Stephen Powers with Moore Aviation says, "The city of Wichita Falls didn't want to miss a good opportunity. We knew we had a great chance for weather yesterday, today and I think even through the weekend a little bit."
Powers says cloud seeding officials are getting ready to take advantage of any seeding opportunities.
"As long as we have the seedable clouds and we've got the seedable events, we can get up there and help increase the rainfall on the ground," Powers says.
He says they are preparing themselves by stocking up on salt flares.
"We've had really really good luck with it and it has a better effect with the warmer, lower level moisture in the clouds and we've been burning a lot of those lately and seen really really good results with them," Powers says.

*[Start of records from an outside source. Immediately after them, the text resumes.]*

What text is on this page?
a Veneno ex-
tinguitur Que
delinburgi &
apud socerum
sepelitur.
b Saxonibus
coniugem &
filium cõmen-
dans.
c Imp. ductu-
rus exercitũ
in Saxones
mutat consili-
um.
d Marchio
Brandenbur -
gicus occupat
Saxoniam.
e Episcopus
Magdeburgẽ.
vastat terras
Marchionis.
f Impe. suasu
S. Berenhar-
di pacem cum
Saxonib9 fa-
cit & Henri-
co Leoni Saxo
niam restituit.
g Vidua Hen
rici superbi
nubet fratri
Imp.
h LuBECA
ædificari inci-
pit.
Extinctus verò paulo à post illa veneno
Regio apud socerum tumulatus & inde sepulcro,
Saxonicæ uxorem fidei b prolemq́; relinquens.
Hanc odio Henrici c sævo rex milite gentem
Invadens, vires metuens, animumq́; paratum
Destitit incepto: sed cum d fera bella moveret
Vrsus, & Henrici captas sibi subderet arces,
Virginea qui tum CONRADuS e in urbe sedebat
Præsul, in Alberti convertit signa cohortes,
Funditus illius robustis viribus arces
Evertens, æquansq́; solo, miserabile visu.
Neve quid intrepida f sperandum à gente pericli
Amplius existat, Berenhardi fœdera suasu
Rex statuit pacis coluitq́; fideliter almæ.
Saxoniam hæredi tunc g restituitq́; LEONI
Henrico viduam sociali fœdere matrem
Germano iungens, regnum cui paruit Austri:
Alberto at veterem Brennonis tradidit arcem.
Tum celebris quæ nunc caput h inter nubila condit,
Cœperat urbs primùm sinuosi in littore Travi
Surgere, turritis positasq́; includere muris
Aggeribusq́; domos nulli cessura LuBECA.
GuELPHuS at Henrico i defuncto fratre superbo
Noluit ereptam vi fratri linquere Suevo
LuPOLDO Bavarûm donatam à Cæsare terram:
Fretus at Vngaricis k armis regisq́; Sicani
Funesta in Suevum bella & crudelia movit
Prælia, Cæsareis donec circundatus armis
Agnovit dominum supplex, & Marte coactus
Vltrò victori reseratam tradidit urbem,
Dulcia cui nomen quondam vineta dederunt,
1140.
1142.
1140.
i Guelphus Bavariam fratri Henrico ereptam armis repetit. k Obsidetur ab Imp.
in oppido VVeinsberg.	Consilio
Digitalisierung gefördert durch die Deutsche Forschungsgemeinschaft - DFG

He says they are in constant communication with the pilot and can track when and where those flares have been lit and if they are working.
He says, "I can get in there on the Titan machine and watch the clouds as Brian is seeding it or whoever the pilot is seeding it and from within two update cycles, I can watch that cloud grow."
It's technology Powers says he always grateful for anytime it rains. The cloud seeding plane did take off again on Friday afternoon around 3 p.m. and seeded around Baylor County lighting six flares.